Some of the treasures of the history of the Province of Saint Nicholas of Tolentine of the Order of Augustinian Recollects and the environments and spaces where it has carried out its work throughout history and today.
In the early centuries of evangelization in the Philippines, the Province of Saint Nicholas ensured that the home was an indispensable space for human and spiritual development. The missionaries committed to planning and providing housing for the natives, enabling them to have decent dwellings in the new towns and villages.
Housing remains a part of the evangelization work of the Province. Recognized as a universal right, it is also an essential space for the “domestic Church.” Homes are where individuals learn to collaborate, and an atmosphere of love and deference fosters personal projects. They serve as the primary centres for the education of minors and the care of the elderly.
Conversely, the absence of worthy housing jeopardizes any effort toward evangelization and human advancement: health, privacy, peacefulness, and dignity are unattainable in substandard housing.

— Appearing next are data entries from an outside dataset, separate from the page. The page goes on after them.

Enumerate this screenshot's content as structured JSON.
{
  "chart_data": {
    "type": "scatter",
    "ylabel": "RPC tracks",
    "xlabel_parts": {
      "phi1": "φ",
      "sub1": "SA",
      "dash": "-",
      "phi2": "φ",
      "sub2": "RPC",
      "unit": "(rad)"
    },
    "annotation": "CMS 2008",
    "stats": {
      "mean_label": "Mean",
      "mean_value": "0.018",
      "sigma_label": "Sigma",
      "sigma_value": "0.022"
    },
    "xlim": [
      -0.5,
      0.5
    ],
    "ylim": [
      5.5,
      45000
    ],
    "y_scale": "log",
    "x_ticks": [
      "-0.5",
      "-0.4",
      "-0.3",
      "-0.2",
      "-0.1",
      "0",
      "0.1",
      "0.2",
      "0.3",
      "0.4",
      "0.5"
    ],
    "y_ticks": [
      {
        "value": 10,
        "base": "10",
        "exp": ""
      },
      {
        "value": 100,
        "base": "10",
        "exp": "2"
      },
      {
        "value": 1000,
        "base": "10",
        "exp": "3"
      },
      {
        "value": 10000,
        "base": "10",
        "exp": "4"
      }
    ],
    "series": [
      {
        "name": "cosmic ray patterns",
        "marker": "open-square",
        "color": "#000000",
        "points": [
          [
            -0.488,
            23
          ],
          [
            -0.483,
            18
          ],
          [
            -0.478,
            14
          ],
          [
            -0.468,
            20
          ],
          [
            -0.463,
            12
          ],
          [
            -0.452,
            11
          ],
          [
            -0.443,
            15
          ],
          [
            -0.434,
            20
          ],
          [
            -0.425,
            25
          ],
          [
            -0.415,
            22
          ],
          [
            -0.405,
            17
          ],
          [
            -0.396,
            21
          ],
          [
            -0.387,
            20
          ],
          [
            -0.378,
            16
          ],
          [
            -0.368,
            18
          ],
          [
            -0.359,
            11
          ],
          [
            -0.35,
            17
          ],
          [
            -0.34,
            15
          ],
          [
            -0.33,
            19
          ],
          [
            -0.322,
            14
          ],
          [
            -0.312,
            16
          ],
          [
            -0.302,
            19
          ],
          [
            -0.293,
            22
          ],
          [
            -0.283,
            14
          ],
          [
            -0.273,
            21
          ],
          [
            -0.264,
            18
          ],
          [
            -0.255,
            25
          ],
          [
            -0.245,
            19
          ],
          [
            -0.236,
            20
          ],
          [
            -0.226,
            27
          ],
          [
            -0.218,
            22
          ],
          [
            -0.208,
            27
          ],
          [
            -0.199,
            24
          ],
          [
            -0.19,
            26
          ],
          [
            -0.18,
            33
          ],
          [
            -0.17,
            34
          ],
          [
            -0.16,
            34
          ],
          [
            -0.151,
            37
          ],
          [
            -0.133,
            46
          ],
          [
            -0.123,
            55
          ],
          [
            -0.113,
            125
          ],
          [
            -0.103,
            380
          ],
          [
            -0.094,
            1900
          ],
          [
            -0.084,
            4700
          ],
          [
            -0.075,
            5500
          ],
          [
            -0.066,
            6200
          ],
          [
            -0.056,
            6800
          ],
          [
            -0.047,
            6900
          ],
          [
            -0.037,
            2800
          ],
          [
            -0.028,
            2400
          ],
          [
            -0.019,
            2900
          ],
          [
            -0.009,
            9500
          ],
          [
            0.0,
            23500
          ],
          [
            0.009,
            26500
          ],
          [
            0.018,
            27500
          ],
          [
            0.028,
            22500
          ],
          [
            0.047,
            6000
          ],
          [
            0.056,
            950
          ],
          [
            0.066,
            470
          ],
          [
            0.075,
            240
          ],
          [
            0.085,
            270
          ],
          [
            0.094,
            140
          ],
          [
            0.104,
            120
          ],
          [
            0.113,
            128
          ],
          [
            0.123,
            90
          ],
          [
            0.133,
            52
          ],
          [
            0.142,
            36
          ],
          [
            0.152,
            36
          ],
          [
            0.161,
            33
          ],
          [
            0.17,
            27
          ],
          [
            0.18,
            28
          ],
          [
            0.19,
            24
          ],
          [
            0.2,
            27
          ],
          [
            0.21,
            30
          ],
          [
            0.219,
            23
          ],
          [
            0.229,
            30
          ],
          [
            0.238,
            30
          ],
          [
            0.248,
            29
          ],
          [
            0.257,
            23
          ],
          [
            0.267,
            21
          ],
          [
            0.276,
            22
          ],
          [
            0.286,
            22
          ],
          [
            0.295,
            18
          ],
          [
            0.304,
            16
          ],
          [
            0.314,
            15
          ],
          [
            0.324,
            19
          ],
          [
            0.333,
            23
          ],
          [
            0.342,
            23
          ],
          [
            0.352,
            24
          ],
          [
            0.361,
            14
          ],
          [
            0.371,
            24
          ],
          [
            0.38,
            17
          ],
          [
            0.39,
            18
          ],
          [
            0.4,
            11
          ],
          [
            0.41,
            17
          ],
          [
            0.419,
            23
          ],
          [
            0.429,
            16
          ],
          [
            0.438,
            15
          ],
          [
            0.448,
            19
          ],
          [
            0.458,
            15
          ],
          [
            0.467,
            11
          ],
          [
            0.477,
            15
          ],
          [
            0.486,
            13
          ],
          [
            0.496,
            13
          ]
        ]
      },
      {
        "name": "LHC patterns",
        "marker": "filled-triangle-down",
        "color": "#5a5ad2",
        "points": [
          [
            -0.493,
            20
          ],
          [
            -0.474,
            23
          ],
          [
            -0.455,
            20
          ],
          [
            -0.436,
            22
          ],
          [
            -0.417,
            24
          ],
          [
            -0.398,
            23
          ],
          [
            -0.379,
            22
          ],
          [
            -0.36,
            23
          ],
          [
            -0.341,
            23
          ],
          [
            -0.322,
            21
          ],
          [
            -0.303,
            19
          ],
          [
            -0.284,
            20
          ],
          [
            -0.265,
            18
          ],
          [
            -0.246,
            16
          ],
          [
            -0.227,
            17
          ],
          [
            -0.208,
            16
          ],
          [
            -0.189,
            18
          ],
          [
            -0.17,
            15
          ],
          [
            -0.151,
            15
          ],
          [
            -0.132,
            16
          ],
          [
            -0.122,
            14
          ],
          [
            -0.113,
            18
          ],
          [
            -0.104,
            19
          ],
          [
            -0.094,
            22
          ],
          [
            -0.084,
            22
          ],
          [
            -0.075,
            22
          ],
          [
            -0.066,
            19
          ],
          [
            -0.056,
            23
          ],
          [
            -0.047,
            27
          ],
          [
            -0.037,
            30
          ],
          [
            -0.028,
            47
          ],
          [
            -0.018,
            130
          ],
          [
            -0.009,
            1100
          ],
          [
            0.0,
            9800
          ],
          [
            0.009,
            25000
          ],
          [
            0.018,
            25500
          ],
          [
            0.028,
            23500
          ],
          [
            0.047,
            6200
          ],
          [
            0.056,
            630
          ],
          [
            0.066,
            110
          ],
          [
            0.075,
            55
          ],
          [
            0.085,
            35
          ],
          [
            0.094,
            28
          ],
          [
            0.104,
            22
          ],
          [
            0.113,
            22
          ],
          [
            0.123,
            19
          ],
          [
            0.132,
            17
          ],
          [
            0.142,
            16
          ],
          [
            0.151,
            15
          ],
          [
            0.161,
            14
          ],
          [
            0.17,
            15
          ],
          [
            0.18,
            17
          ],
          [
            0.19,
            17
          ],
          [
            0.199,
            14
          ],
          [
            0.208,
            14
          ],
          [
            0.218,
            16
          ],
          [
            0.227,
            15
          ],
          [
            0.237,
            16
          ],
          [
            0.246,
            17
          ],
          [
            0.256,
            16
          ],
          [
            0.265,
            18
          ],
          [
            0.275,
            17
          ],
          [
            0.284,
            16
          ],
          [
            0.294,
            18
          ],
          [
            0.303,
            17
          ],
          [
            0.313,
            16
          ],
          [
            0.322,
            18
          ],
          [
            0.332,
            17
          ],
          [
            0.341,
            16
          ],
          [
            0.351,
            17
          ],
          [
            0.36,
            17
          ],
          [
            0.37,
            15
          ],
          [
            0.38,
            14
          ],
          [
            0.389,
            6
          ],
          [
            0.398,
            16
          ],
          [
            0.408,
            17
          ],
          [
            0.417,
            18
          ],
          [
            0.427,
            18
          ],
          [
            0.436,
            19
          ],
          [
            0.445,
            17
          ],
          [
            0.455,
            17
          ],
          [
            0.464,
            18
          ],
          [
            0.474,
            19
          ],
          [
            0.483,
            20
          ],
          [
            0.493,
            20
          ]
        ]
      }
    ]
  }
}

The most comprehensive and complex housing project of the Province has been Handumanan, a complete village with all integrated services. However, two other projects in Brazil are of significant scale and impact a large number of beneficiaries.
In Guaraciaba do Norte (Ceará), the Worthy Home [Hogar Digno] project has, since 2001, provided over a thousand brick houses (photo) to families who previously lived in shanties made of canes and clay, the natural habitat of the insect that transmits Chagas disease. These impoverished residents paid minimal rent for their shacks to landlords, including their employers, hacienda, or plantation owners, in a clear case of exploitation.
The brick houses have improved the health and economic status of families. Relying on crowdfunding and the support of Spanish public entities, the project involved the beneficiaries in the construction of each home.
In Labrea in the Amazon, the houses are constructed of wood in the traditional manner of the region. The beneficiaries are low-income families, immigrants who have left rural areas in search of education and health well-being in urban centres.
They have left behind an environment where they had reliable food sources such as fishing, hunting, foraging, and small-scale cassava agriculture. In the city, without employment or space for cultivation, the economic pressure is immense.
The Prelature of Labrea has distributed more than 500 communal houses. A hundred of these homes are situated in a single village, Solidarity Land [Terra Solidaria], where the approach is comprehensive and holistic: housing, water and sanitation, leadership training, water usage, infrastructure maintenance, domestic hygiene, and waste management.
In all these projects, there is a stipulation that the houses built and distributed cannot be sold on the market for private investment, profit acquisition, subleasing, or hedging.